According to the Greek legal order, the doctor has the position of guarantor of the health of the patient whose treatment he is responsible for. He has, that is to say, a special duty and obligation to take care of each patient whose treatment he undertakes, without the possibility of refusing to provide his services.Thus, the choice, among many patients who require admission to an ICU, not to admit one of them and thus not to receive the appropriate in-hospital care, with the possible result of further deterioration of his condition or even his death, appears, at first sight, to be an unlawful act.

However, this critical decision of the doctor and his answer to the tragic and unbearably charged emotional and moral dilemma of "whom to save", when taken in an objectively existing situation as in this case in the treatment of COVID-19, in which there is no sufficient logistical infrastructure - sufficient ICU units - to treat all patients, the doctor's choice to save one(s) of them is excused by our Criminal Law (CC and most countries' CC)

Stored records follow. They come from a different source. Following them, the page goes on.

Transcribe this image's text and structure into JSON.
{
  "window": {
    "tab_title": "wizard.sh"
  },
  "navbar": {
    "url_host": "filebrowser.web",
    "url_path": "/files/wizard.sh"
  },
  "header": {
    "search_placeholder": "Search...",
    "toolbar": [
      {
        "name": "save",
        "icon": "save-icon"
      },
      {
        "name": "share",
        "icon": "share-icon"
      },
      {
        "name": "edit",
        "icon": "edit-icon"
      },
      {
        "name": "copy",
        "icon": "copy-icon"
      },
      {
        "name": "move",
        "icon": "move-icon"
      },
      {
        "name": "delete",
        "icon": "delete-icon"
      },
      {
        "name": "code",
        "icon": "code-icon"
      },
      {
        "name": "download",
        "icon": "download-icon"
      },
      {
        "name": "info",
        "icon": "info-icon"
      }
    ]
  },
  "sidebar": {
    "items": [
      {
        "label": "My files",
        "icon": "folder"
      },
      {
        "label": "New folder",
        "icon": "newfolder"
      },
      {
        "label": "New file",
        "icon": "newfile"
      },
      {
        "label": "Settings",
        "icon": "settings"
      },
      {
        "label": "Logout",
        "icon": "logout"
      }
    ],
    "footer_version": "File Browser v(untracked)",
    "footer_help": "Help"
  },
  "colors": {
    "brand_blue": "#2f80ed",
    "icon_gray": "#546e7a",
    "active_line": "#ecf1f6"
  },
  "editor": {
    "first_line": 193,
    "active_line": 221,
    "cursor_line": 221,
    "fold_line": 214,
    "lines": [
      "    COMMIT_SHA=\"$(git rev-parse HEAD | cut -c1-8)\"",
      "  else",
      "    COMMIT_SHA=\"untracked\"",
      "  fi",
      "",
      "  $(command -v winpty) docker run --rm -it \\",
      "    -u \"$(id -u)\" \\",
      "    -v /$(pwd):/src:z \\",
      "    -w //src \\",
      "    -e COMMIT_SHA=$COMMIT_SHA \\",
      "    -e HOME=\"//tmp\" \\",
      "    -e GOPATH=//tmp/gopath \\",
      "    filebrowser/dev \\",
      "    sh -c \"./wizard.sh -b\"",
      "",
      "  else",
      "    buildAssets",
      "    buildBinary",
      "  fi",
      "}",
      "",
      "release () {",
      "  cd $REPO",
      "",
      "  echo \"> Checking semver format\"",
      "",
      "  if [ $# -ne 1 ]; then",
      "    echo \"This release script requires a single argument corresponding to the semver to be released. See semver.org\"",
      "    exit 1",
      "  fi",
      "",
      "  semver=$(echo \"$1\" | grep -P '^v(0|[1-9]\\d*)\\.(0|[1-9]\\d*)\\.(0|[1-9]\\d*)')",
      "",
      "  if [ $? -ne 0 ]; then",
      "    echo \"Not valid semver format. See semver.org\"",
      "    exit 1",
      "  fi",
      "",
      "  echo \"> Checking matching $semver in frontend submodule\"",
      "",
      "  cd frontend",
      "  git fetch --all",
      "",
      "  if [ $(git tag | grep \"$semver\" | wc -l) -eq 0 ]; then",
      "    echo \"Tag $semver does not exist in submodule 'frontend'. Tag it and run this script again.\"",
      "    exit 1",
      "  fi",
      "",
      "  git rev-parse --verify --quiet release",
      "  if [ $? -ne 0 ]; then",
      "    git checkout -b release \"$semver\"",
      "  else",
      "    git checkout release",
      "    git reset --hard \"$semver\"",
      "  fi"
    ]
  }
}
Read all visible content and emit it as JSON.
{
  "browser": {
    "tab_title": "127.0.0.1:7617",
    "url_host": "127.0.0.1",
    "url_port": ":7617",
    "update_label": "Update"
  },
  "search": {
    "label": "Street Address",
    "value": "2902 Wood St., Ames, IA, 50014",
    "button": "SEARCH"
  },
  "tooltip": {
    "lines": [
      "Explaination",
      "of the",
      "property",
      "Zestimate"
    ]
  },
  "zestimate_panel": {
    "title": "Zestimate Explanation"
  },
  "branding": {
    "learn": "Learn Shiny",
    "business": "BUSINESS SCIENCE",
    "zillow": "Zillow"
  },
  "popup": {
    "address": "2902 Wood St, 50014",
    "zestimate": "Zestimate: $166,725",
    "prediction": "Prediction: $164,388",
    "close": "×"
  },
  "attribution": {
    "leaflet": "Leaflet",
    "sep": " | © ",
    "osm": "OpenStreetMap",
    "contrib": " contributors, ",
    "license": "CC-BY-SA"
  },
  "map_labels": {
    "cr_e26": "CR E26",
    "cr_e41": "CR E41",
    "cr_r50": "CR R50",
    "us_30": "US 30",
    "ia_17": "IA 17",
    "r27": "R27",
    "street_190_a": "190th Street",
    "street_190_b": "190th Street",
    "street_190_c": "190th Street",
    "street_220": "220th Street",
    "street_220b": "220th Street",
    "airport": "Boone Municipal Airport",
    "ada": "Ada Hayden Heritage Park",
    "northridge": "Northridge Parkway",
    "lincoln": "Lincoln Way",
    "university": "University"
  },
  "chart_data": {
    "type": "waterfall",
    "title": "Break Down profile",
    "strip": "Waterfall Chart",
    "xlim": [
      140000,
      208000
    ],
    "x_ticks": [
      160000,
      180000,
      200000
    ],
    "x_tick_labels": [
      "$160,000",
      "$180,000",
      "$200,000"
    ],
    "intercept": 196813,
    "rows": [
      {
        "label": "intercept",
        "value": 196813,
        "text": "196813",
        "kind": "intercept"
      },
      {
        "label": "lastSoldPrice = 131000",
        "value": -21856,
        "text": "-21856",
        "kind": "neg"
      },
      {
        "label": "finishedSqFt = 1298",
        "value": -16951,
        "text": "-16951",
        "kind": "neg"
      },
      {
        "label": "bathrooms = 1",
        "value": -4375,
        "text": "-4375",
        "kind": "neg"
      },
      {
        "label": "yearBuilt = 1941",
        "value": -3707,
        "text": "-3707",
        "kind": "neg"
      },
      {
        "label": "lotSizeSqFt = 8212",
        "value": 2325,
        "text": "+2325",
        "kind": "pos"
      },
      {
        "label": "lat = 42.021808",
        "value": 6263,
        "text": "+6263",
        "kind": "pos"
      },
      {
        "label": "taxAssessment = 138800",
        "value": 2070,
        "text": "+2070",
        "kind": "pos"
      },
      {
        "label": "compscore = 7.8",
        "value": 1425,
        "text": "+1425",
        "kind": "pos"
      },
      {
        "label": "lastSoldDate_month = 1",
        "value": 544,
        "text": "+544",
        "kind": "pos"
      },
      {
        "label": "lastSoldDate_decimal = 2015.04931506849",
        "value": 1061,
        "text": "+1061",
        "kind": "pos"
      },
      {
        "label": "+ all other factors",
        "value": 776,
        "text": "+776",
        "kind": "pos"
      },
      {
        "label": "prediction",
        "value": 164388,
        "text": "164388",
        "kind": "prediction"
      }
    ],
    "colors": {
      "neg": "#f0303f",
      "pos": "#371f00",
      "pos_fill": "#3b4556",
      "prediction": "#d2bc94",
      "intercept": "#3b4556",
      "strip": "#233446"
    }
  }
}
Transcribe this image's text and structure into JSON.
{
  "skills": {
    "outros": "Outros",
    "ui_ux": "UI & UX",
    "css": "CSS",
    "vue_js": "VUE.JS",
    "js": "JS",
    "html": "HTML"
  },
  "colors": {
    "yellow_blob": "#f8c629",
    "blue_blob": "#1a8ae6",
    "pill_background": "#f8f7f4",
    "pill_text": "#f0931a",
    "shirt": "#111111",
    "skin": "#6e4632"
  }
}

Indeed, in this case the doctor is (objectively) unable to fulfil his duty to all, and the choice he makes is the result of a socially and morally expected process of weighing the doctor's capabilities and duty, which is not disapproved by law.

Our society and its institutions require the physician to save anyone he can, as his obligation to perform his duty under medical ethics to render aid is general and not traceable to a particular person(s).
The physician's dilemma of whom to prefer is ethical-medical and legally indifferent, since not helping others (due to objective impossibility) is, given the circumstances, socially expected.

This omission of action by the doctor is not included in the concept of a criminal act and in particular a criminal omission as described in Article 14 of the Criminal Code because the omission or in other words the positive action of which the lack is established, can have a criminal dimension, when it is possible and not impossible as is the case in the present case.

We are fortunate that in our country such dilemmas have not arisen and we all hope that they will not arise in the future, since they would burden, even more, the titanic struggle that the Greek physicians give untiringly day and night and for which we owe them our undivided gratitude."

*Mr. Ioannis Langas is an Athens lawyer (graduate of the Political Science Department of Panteion University, graduate of the Athens Law School, Lawyer, member of the Union of Greek Criminal Lawyers) and who has experience in litigating criminal and civil cases involving reported medical negligence.